Na torre do aeroporto de Faro, no entanto, os controladores não deram o drone por ‘aterrado’. Nas 72 horas seguintes, neste caso como mandam as regras da aviação, notificaram as autoridades aeronáuticas competentes: a Autoridade Nacional da Aviação Civil (ANAC) e o Gabinete de Prevenção e Investigação de Acidentes com Aeronaves (GPIAA).

“O GPIAA e a ANAC monitorizam as ocorrências e esperam pela lei que permitirá atuar, incluindo as forças de segurança, aplicando coimas por exemplo”, explica o diretor da entidade de investigação, Álvaro Neves. Para já, existem apenas circulares de informação aeronáutica sobre utilizações potencialmente perigosas para o voo “que abrangem também este tipo de aeronaves (não tripuladas) em zonas em que existem restrições à utilização do espaço aéreo”, salienta a autoridade aeronáutica civil.

Os registos, oficiais, dão conta de 17 ‘intrusões’ desde 2014. Os relatos de pilotos que do cockpit avistam mais do que apenas o céu não são muitos, mas são cada vez mais. Os quatro cruzamentos entre drones e aviões em 2014, aumentaram para sete em 2015 e em 2016 são já seis, quase sempre na área de Lisboa. Em abril um avião comercial passou 50 metros abaixo de um drone quando vinha de Madrid para a capital e em junho há outra ocorrência em que a separação entre aeronaves com e sem piloto não foi além de 150 metros.

“Há equipamentos à venda em grandes espaços comerciais por 400 euros e que voam a 900 metros de altura”, afirma o responsável do GPIAA, salientando que “o grande problema está em quem faz fotografia aérea e não tem qualquer registo”. Os drones são mais sofisticados, logo mais perigosos para as restantes aeronaves. Estes operadores necessitam de autorização da Autoridade Aeronáutica Nacional, da Força Aérea Portuguesa, mas quem prevarica não avisa que o vai fazer.

Pilotos criticam regulador

“Falamos há anos dos perigos associados aos drones e a ANAC nada faz. Os drones são uma tecnologia que está para ficar e que pode ser muito útil para a aviação mas são necessárias regras porque o impacto com uma aeronave não tripulada, mesmo que pequena, pode ser muito sério”, critica Miguel Silveira, presidente da Associação de Pilotos Portugueses de Linha Aérea. E além da lei, deverão ser tomadas outras medidas. “Deve ser feita uma campanha de informação e de sensibilização junto das entidades e das populações relevantes para as potenciais consequências da utilização indevida”, sugere o Gabinete de Segurança de Voo da TAP.

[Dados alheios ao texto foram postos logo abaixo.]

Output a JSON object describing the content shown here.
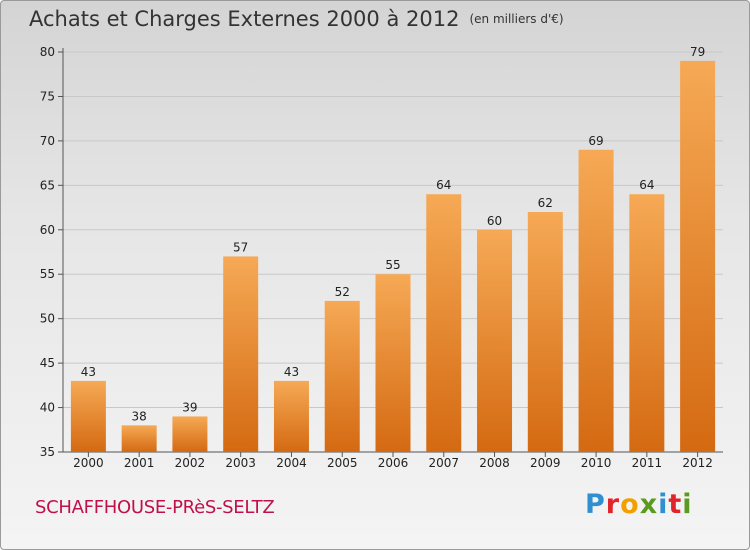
{
  "header": {
    "title": "Achats et Charges Externes 2000 à 2012",
    "subtitle": "(en milliers d'€)"
  },
  "footer": {
    "town": "SCHAFFHOUSE-PRèS-SELTZ",
    "logo_letters": [
      "P",
      "r",
      "o",
      "x",
      "i",
      "t",
      "i"
    ],
    "logo_colors": [
      "#2f8fd0",
      "#e2242a",
      "#f2a000",
      "#5a9a1e",
      "#2f8fd0",
      "#e2242a",
      "#5a9a1e"
    ]
  },
  "colors": {
    "bar_light": "#f6a955",
    "bar_dark": "#d46a12",
    "grid": "#c8c8c8",
    "town": "#c0104a"
  },
  "chart_data": {
    "type": "bar",
    "title": "Achats et Charges Externes 2000 à 2012",
    "subtitle": "(en milliers d'€)",
    "categories": [
      "2000",
      "2001",
      "2002",
      "2003",
      "2004",
      "2005",
      "2006",
      "2007",
      "2008",
      "2009",
      "2010",
      "2011",
      "2012"
    ],
    "values": [
      43,
      38,
      39,
      57,
      43,
      52,
      55,
      64,
      60,
      62,
      69,
      64,
      79
    ],
    "ylim": [
      35,
      80
    ],
    "yticks": [
      35,
      40,
      45,
      50,
      55,
      60,
      65,
      70,
      75,
      80
    ],
    "grid": true,
    "xlabel": "",
    "ylabel": ""
  }
}
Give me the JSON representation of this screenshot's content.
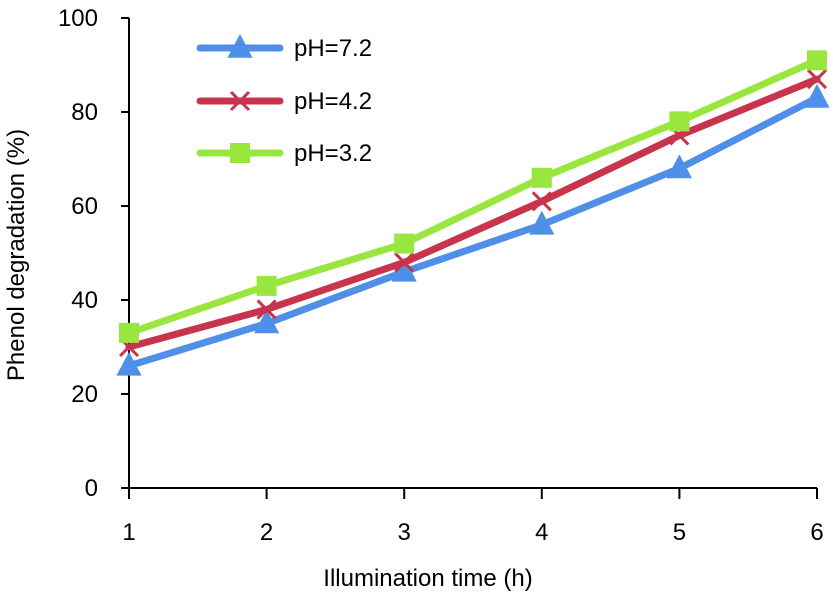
{
  "chart_data": {
    "type": "line",
    "title": "",
    "xlabel": "Illumination time (h)",
    "ylabel": "Phenol degradation (%)",
    "x": [
      1,
      2,
      3,
      4,
      5,
      6
    ],
    "x_tick_labels": [
      "1",
      "2",
      "3",
      "4",
      "5",
      "6"
    ],
    "xlim": [
      1,
      6
    ],
    "ylim": [
      0,
      100
    ],
    "y_ticks": [
      0,
      20,
      40,
      60,
      80,
      100
    ],
    "y_tick_labels": [
      "0",
      "20",
      "40",
      "60",
      "80",
      "100"
    ],
    "grid": false,
    "legend_position": "top-left",
    "series": [
      {
        "name": "pH=7.2",
        "color": "#4f8fe8",
        "marker": "triangle",
        "values": [
          26,
          35,
          46,
          56,
          68,
          83
        ]
      },
      {
        "name": "pH=4.2",
        "color": "#c8344b",
        "marker": "x",
        "values": [
          30,
          38,
          48,
          61,
          75,
          87
        ]
      },
      {
        "name": "pH=3.2",
        "color": "#99e63f",
        "marker": "square",
        "values": [
          33,
          43,
          52,
          66,
          78,
          91
        ]
      }
    ]
  }
}
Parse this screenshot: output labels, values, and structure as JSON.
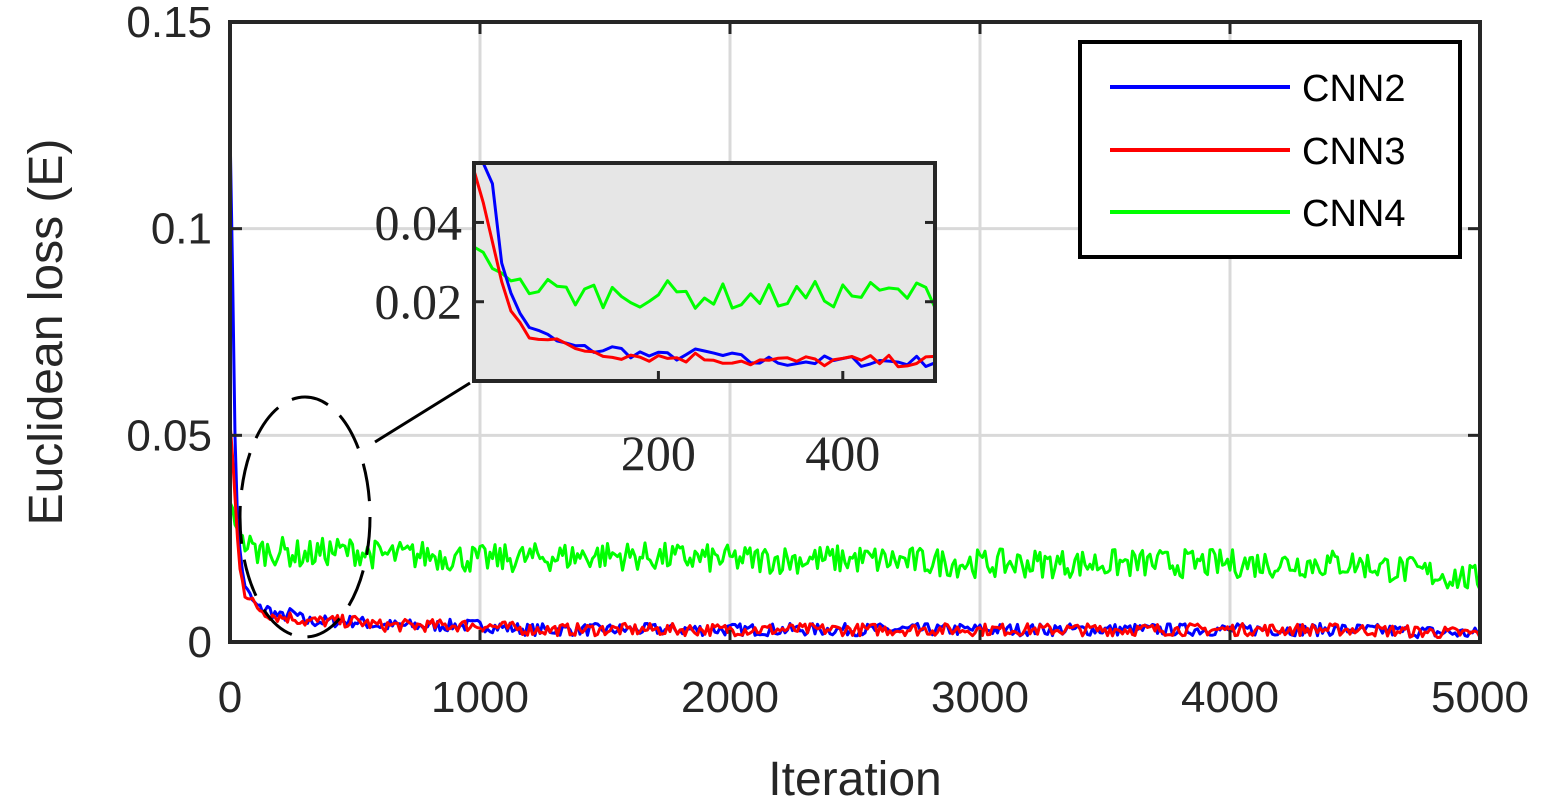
{
  "chart_data": {
    "type": "line",
    "title": "",
    "xlabel": "Iteration",
    "ylabel": "Euclidean loss (E)",
    "xlim": [
      0,
      5000
    ],
    "ylim": [
      0,
      0.15
    ],
    "xticks": [
      0,
      1000,
      2000,
      3000,
      4000,
      5000
    ],
    "xtick_labels": [
      "0",
      "1000",
      "2000",
      "3000",
      "4000",
      "5000"
    ],
    "yticks": [
      0,
      0.05,
      0.1,
      0.15
    ],
    "ytick_labels": [
      "0",
      "0.05",
      "0.1",
      "0.15"
    ],
    "grid": true,
    "legend": {
      "location": "top-right",
      "entries": [
        "CNN2",
        "CNN3",
        "CNN4"
      ]
    },
    "colors": {
      "CNN2": "#0000ff",
      "CNN3": "#ff0000",
      "CNN4": "#00ff00",
      "inset_bg": "#e6e6e6",
      "grid": "#d9d9d9"
    },
    "series": [
      {
        "name": "CNN2",
        "x": [
          0,
          10,
          20,
          30,
          40,
          50,
          60,
          70,
          80,
          100,
          120,
          150,
          200,
          250,
          300,
          350,
          400,
          500,
          600,
          700,
          800,
          1000,
          1200,
          1500,
          1800,
          2000,
          2500,
          3000,
          3500,
          4000,
          4500,
          5000
        ],
        "values": [
          0.125,
          0.09,
          0.05,
          0.03,
          0.022,
          0.017,
          0.014,
          0.012,
          0.011,
          0.009,
          0.008,
          0.008,
          0.006,
          0.007,
          0.005,
          0.005,
          0.005,
          0.005,
          0.004,
          0.004,
          0.004,
          0.004,
          0.003,
          0.003,
          0.003,
          0.003,
          0.003,
          0.003,
          0.003,
          0.003,
          0.003,
          0.002
        ]
      },
      {
        "name": "CNN3",
        "x": [
          0,
          10,
          20,
          30,
          40,
          50,
          60,
          70,
          80,
          100,
          120,
          150,
          200,
          250,
          300,
          350,
          400,
          500,
          600,
          700,
          800,
          1000,
          1200,
          1500,
          1800,
          2000,
          2500,
          3000,
          3500,
          4000,
          4500,
          5000
        ],
        "values": [
          0.053,
          0.045,
          0.035,
          0.025,
          0.018,
          0.015,
          0.012,
          0.011,
          0.01,
          0.009,
          0.008,
          0.007,
          0.006,
          0.006,
          0.005,
          0.005,
          0.005,
          0.005,
          0.004,
          0.004,
          0.004,
          0.004,
          0.003,
          0.003,
          0.003,
          0.003,
          0.003,
          0.003,
          0.003,
          0.003,
          0.003,
          0.002
        ]
      },
      {
        "name": "CNN4",
        "x": [
          0,
          10,
          20,
          40,
          60,
          80,
          100,
          200,
          300,
          400,
          500,
          600,
          800,
          1000,
          1500,
          2000,
          2500,
          3000,
          3500,
          4000,
          4500,
          5000
        ],
        "values": [
          0.033,
          0.032,
          0.029,
          0.026,
          0.024,
          0.023,
          0.022,
          0.022,
          0.021,
          0.022,
          0.022,
          0.021,
          0.021,
          0.02,
          0.021,
          0.02,
          0.02,
          0.019,
          0.019,
          0.019,
          0.019,
          0.015
        ]
      }
    ],
    "inset": {
      "xlim": [
        0,
        500
      ],
      "ylim": [
        0,
        0.055
      ],
      "xticks": [
        200,
        400
      ],
      "xtick_labels": [
        "200",
        "400"
      ],
      "yticks": [
        0.02,
        0.04
      ],
      "ytick_labels": [
        "0.02",
        "0.04"
      ]
    }
  }
}
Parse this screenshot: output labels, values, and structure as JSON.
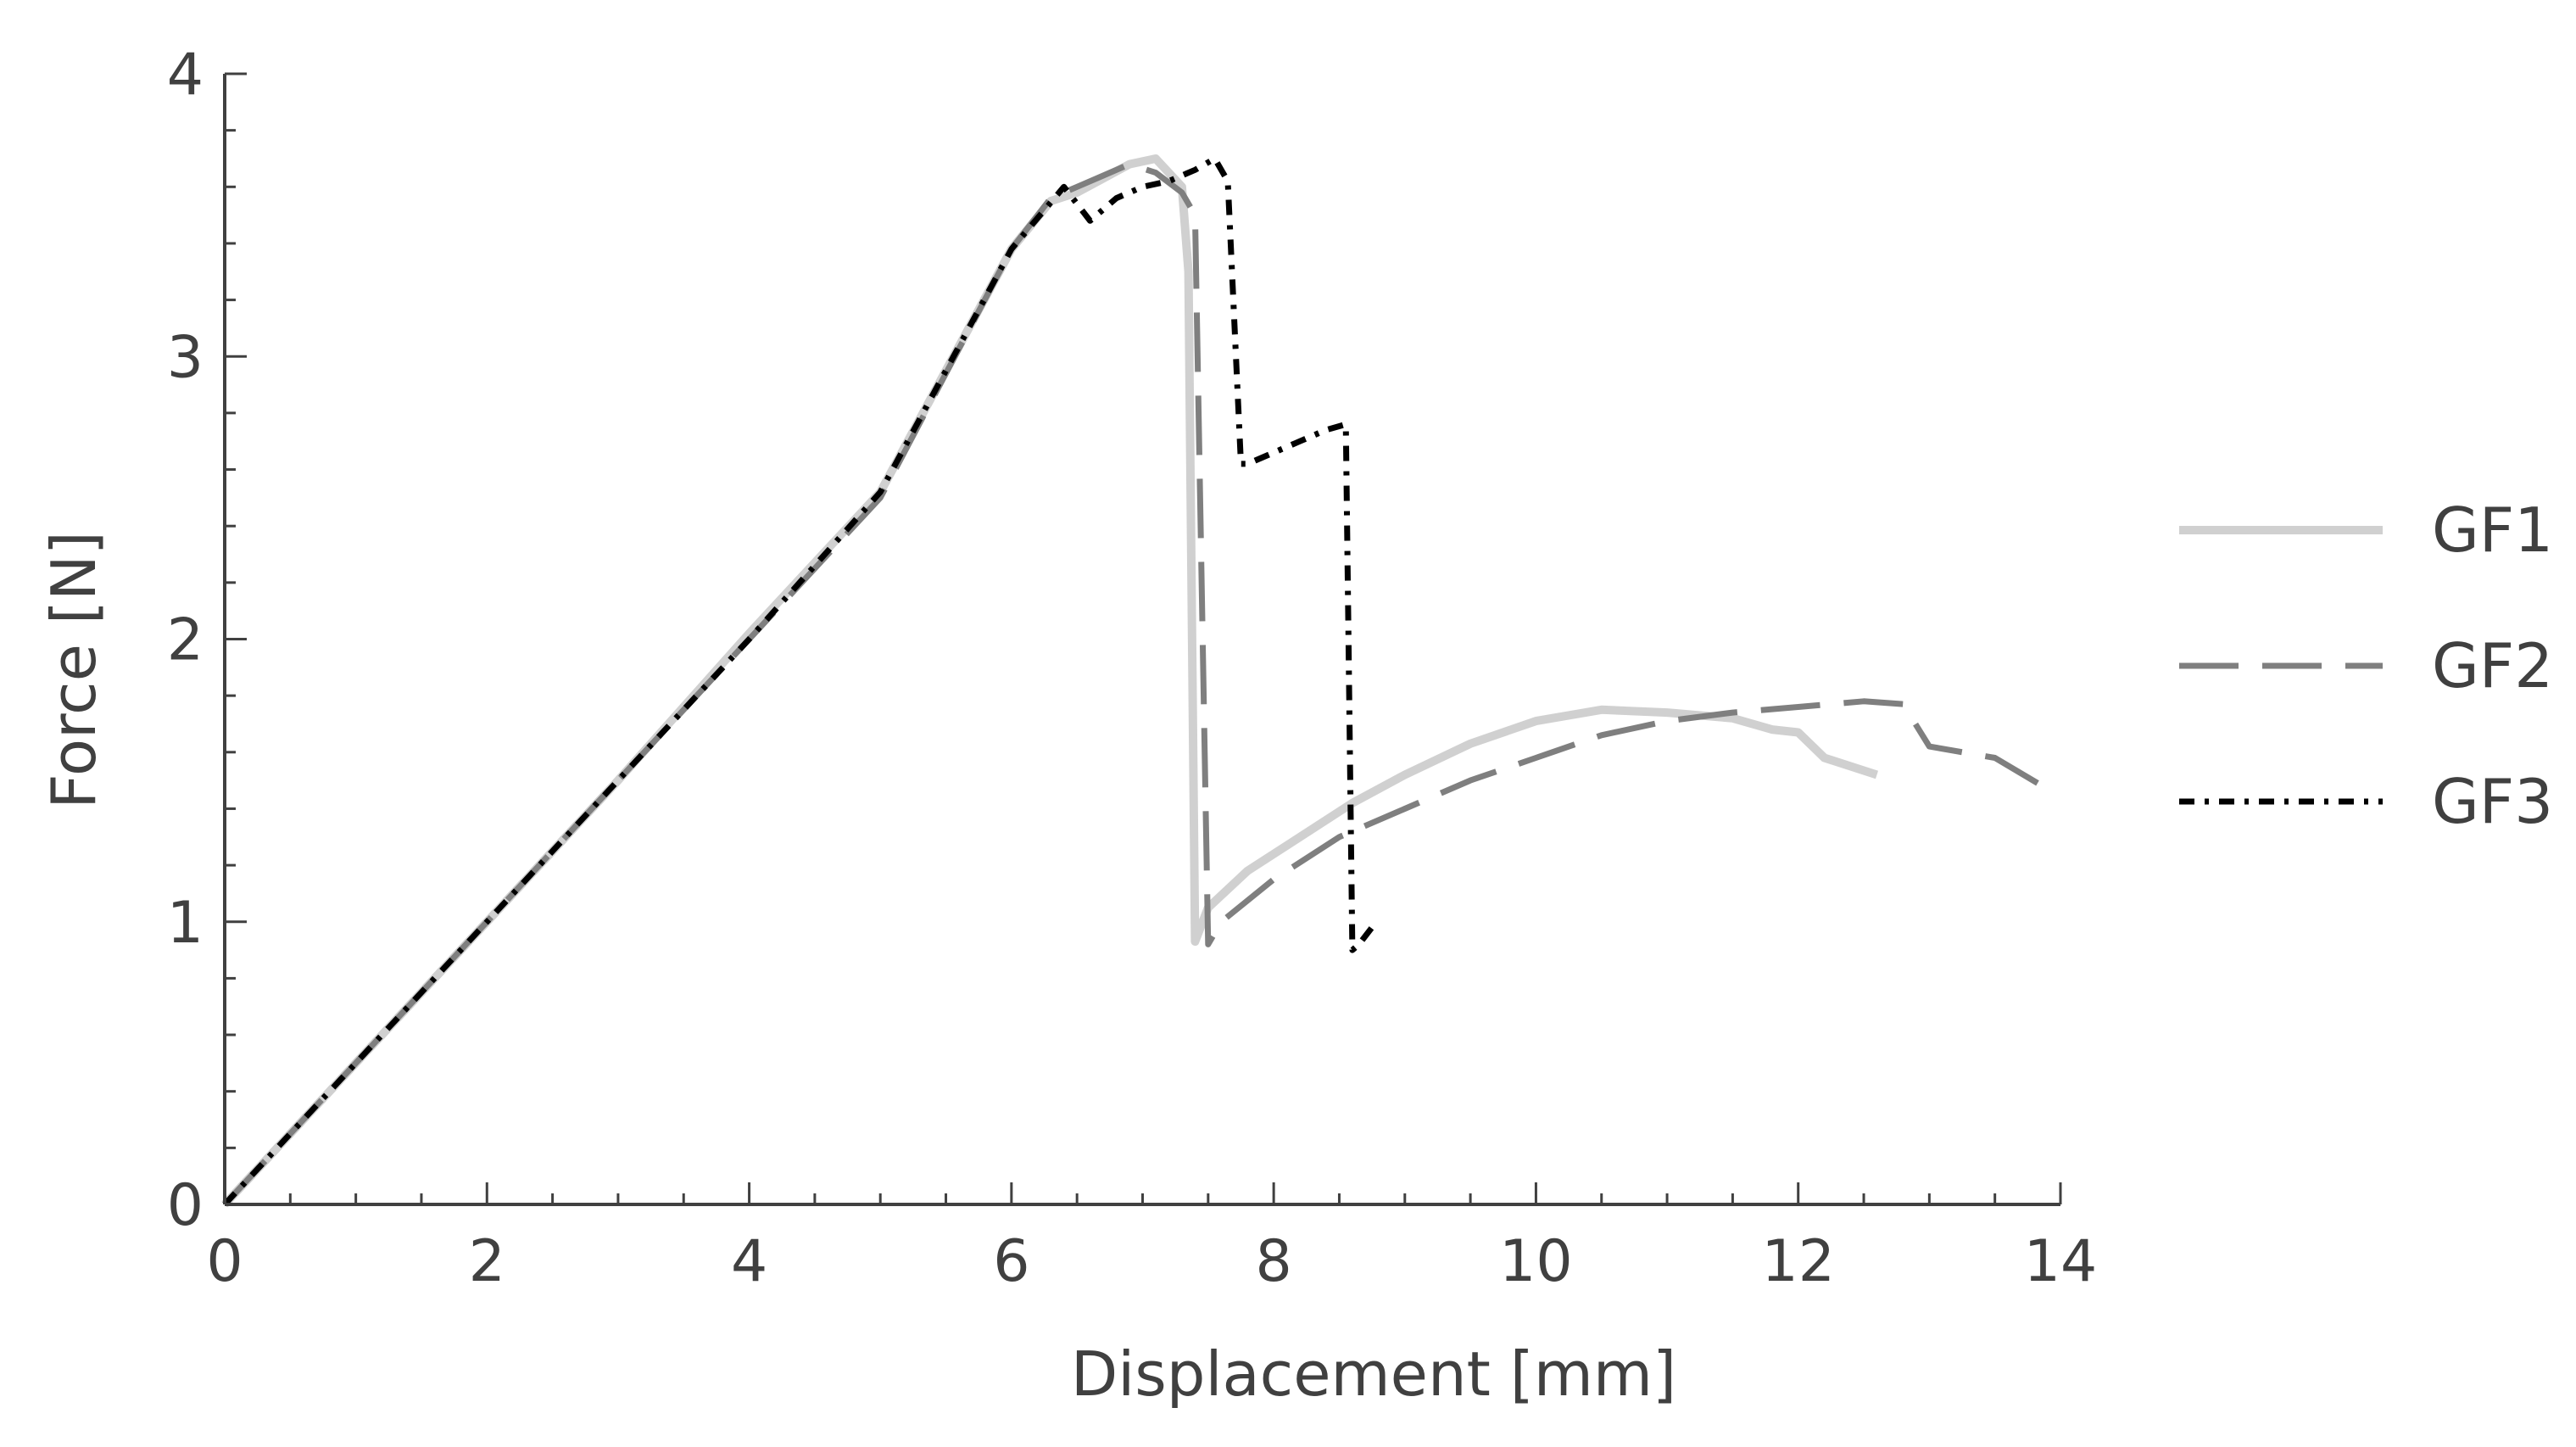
{
  "chart_data": {
    "type": "line",
    "xlabel": "Displacement [mm]",
    "ylabel": "Force [N]",
    "xlim": [
      0,
      14
    ],
    "ylim": [
      0,
      4
    ],
    "xticks": [
      0,
      2,
      4,
      6,
      8,
      10,
      12,
      14
    ],
    "yticks": [
      0,
      1,
      2,
      3,
      4
    ],
    "grid": false,
    "legend_position": "right",
    "series": [
      {
        "name": "GF1",
        "color": "#d0d0d0",
        "style": "solid",
        "x": [
          0,
          1,
          2,
          3,
          4,
          5,
          6,
          6.3,
          6.5,
          6.7,
          6.9,
          7.1,
          7.3,
          7.35,
          7.4,
          7.5,
          7.8,
          8.2,
          8.6,
          9,
          9.5,
          10,
          10.5,
          11,
          11.5,
          11.8,
          12.0,
          12.2,
          12.4,
          12.6
        ],
        "y": [
          0,
          0.5,
          1.0,
          1.5,
          2.02,
          2.52,
          3.38,
          3.55,
          3.58,
          3.63,
          3.68,
          3.7,
          3.6,
          3.3,
          0.93,
          1.05,
          1.18,
          1.3,
          1.42,
          1.52,
          1.63,
          1.71,
          1.75,
          1.74,
          1.72,
          1.68,
          1.67,
          1.58,
          1.55,
          1.52
        ]
      },
      {
        "name": "GF2",
        "color": "#7f7f7f",
        "style": "dashed",
        "x": [
          0,
          1,
          2,
          3,
          4,
          5,
          6,
          6.3,
          6.5,
          6.7,
          6.9,
          7.1,
          7.3,
          7.4,
          7.5,
          7.6,
          8,
          8.5,
          9,
          9.5,
          10,
          10.5,
          11,
          11.5,
          12,
          12.5,
          12.8,
          13,
          13.5,
          13.9
        ],
        "y": [
          0,
          0.5,
          1.0,
          1.5,
          2.0,
          2.5,
          3.38,
          3.56,
          3.6,
          3.64,
          3.68,
          3.65,
          3.58,
          3.5,
          0.92,
          1.0,
          1.15,
          1.3,
          1.4,
          1.5,
          1.58,
          1.66,
          1.71,
          1.74,
          1.76,
          1.78,
          1.77,
          1.62,
          1.58,
          1.47
        ]
      },
      {
        "name": "GF3",
        "color": "#000000",
        "style": "dashdot",
        "x": [
          0,
          1,
          2,
          3,
          4,
          5,
          6,
          6.4,
          6.6,
          6.8,
          7.0,
          7.2,
          7.4,
          7.55,
          7.65,
          7.75,
          7.8,
          8.0,
          8.2,
          8.4,
          8.55,
          8.6,
          8.65,
          8.75
        ],
        "y": [
          0,
          0.5,
          1.0,
          1.5,
          2.0,
          2.52,
          3.38,
          3.6,
          3.48,
          3.56,
          3.6,
          3.62,
          3.66,
          3.7,
          3.62,
          2.62,
          2.62,
          2.66,
          2.7,
          2.74,
          2.76,
          0.9,
          0.92,
          0.98
        ]
      }
    ]
  }
}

O normativo específico aguardado esteve até recentemente em consulta pública, “recebeu mais de uma centena de contributos e a ANAC encontra-se neste momento a concluir a análise no sentido de introduzir alterações ao projeto inicial e de conclusão da versão final que será aprovada”, adiantam os responsáveis. Se não sair da rota traçada, a lei (ver caixa ao lado) deverá ter luz verde em setembro. Mas a ‘descolagem’ da legislação será feita com alguma ‘turbulência’.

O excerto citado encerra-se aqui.